In the capital outlay bill passed in this week’s brief special legislative session, lawmakers included more than $2 million to work on a major road that would play a big role in proposed development of Albuquerque’s West Side.
Specifically, lawmakers granted nearly $1.5 million for an “interchange row” between Paseo del Volcan and I-40 and another $600,000 for rights of way purchase for Paseo del Volcan.
Currently, Paseo del Volcan covers just seven miles of Rio Rancho. Yet plans for the major roadway expansion, pictured right, show it stretching all the way down to I-40, going past landmarks of several controversial proposed developments, most notably the Santolina planned community.
As New Mexico Political Report previously reported, many of the proponents behind the bypass expansion are also behind Santolina and other West Side developments.
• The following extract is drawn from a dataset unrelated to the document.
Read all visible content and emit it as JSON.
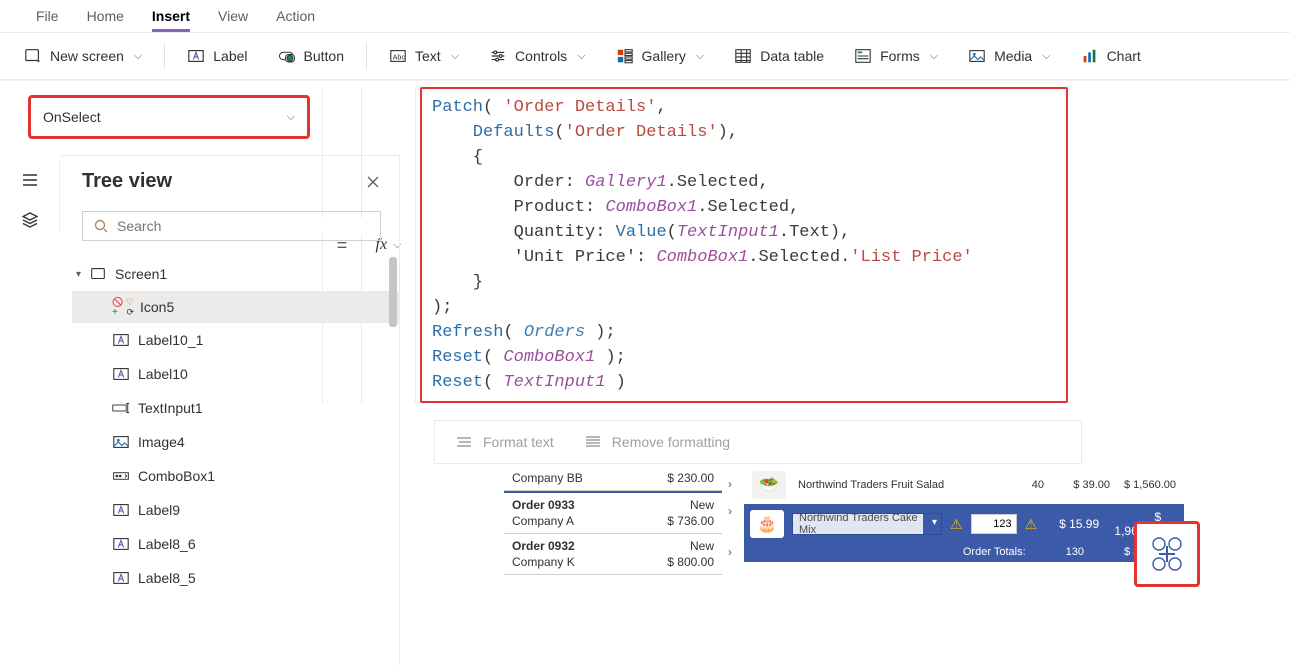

They include Dick Minzner, an Albuquerque attorney who lobbied during the session for Western Albuquerque Land Holdings (WALH), which claims title the land Santolina would be built on, and Vanessa Alarid, a consultant for Garrett Development Corporation, an asset holder for WALH.
“We are trying to open up land on the West Side that will be available for economic development opportunities,” Minzer said in April. “That access route serves a very, very useful purpose.”
Opponents of these projects, on the other hand, criticize them as contributing to unsustainable urban sprawl.
During the general legislative session this year, lawmakers also earmarked another $1 million to Paseo del Volcan bypass expansion in a separate bill reauthorizing past capital outlay projects. That puts a total of at least $3 million marked for the bypass, a small amount compared to the bypass expansion’s estimated $91 million cost.
In other words, it might not be enough to make the project shovel-ready. In April, Legislative Finance Committee analyst Linda Kehoe told New Mexico Political Report that major highways usually require having 10 percent of the projected cost available to spend in order to go forward.
The Santolina master plan, however, could be green-lighted for approval very soon. In December, the Bernalillo County Planning Commission recommended approval of the master plan, which calls for developing nearly 22 square miles of land into homes for up to 90,000 people over the next 40 to 50 years.
Last month, the Bernalillo County Commission rejected multiple legal appeals from Santolina opponents that would have put the brakes on the master plan. An attempt earlier this month by Albuquerque City Councilor Isaac Benton to let city government weigh in on approval of the master plan also went nowhere.
Though Bernalillo county commissioners will congregate this evening, a vote on Santolina isn’t scheduled for the meeting.